Jonathan Freeman-Attwood - Faure - Fanfare

In Jean-Michel Nectoux's Gabriel Fauré: a musical life (Cambridge: Cambridge University Press, 1991), two paragraphs are given to the Vocalise-Étude, composed for Conservatoire sight-singing examinations in 1906, occasionally resurrected as filler in instrumental programs and beloved of all fauréennes. "The fact that the piece, for voice without words and a piano, is of primarily pedagogical intent has led to its neglect-which is a pity, as its calm, transparent logic makes it one of Fauré's finest compositions....This unusual piece is, moreover, only a tiny part of a fairly substantial collection of sight-reading pieces for voice and piano which Fauré provided, almost throughout his period as director, for the Conservatoire singing classes. The rest have remained unpublished." No longer. Musicologists Roy Howat and Emily Kirkpatrick edited those forgotten manuscripts for publication in 2013 as part of the Peters Critical Edition of Fauré's complete songs. Given their purpose, most are very brief, playing less than a minute. At 2:23, No. 28 is the longest, though their piquancy, impact, and magic belie their minuscule dimensions. Evident in every one is Fauré's flair for arresting melody, which leaves one with the major disappointment that such rich material was tossed off without development. Composed between 1906 and 1916, they are contemporary with La Chanson d'Ève (1906/10) and the opera Pénélope (1913) - that is, Fauré's most hermetic utterance and his most engagingly public scintillations, from both of which these flicker brightly throughout. For this first recording, titled Lydia's Vocalises, Howat has gathered the vocalises, out of sequence, into six albums - La Beauté, L'Envie, La Cour, La Tendresse, Les Regrets, Les Souvenirs - framed by an initial account of Lydia in F, to conclude with another reading in G. While the program is unnecessary, it adds a soupçon of elegance, undercut somewhat by the composer's birth date given as 1854-Fauré was, of course, born in 1845.

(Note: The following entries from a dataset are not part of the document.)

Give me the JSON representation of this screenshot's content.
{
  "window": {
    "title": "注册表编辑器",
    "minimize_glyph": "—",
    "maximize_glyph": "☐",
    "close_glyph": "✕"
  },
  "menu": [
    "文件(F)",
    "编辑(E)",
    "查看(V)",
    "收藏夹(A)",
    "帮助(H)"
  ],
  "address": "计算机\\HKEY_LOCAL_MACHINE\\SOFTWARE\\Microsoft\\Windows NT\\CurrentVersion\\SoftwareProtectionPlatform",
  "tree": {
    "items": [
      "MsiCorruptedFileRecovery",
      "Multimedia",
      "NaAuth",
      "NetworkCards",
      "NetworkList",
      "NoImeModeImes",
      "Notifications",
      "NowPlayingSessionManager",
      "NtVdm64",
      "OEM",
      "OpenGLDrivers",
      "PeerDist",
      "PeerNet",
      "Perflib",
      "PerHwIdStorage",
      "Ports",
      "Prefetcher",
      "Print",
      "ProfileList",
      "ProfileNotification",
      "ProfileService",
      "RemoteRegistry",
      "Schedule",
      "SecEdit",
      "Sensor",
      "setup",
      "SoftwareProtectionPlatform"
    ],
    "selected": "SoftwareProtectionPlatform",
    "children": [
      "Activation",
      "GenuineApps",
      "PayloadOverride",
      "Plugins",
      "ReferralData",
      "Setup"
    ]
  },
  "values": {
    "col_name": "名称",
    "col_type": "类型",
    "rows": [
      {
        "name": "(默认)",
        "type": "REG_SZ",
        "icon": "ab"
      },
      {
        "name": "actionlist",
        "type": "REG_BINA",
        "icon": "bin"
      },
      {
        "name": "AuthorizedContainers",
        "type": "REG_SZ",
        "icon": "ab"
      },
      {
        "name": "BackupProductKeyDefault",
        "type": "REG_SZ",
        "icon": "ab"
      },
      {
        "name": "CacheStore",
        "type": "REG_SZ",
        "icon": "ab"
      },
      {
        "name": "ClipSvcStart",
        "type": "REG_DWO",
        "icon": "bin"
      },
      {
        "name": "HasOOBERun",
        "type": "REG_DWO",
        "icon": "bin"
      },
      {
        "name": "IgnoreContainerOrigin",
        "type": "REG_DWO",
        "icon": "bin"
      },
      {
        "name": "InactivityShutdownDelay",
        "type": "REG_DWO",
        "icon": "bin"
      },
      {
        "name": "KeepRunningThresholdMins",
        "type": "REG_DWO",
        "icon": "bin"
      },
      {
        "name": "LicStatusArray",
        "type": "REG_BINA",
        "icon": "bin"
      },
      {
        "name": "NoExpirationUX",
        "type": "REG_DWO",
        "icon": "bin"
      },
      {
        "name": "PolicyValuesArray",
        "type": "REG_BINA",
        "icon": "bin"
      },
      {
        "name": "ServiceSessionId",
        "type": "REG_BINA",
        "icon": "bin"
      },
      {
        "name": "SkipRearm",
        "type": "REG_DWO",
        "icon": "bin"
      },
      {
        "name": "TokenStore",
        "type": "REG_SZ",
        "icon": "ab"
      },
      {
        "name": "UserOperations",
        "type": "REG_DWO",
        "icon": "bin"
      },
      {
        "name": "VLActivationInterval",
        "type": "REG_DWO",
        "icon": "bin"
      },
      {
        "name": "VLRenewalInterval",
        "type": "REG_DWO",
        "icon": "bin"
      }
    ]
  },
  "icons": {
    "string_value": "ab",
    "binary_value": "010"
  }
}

As the booklet notes, the remainder of the program, or bonus tracks-Chabrier, Saint-Saëns, Rameau, et al. - are drawn from other Linn releases featuring Freeman-Attwood accompanied by Daniel-Ben Pienaar. And there's the rub. The trumpeter is never less than adept, Howat and Pienaar are hand-in-glove, while the disc is a relentless exposition of high artistry. A trumpet, however, is not the first instrument one might have chosen for this fare, if only because its strident timbre proves wearing well before the vocalises have been run through. Even in the recording's open spaciousness, the trumpet is overbearing. Nonetheless, one is grateful that these revelatory riches are at last within hearing. It remains for vocalists to take them on. Meanwhile, no genuine Fauré maven will want to be without this album.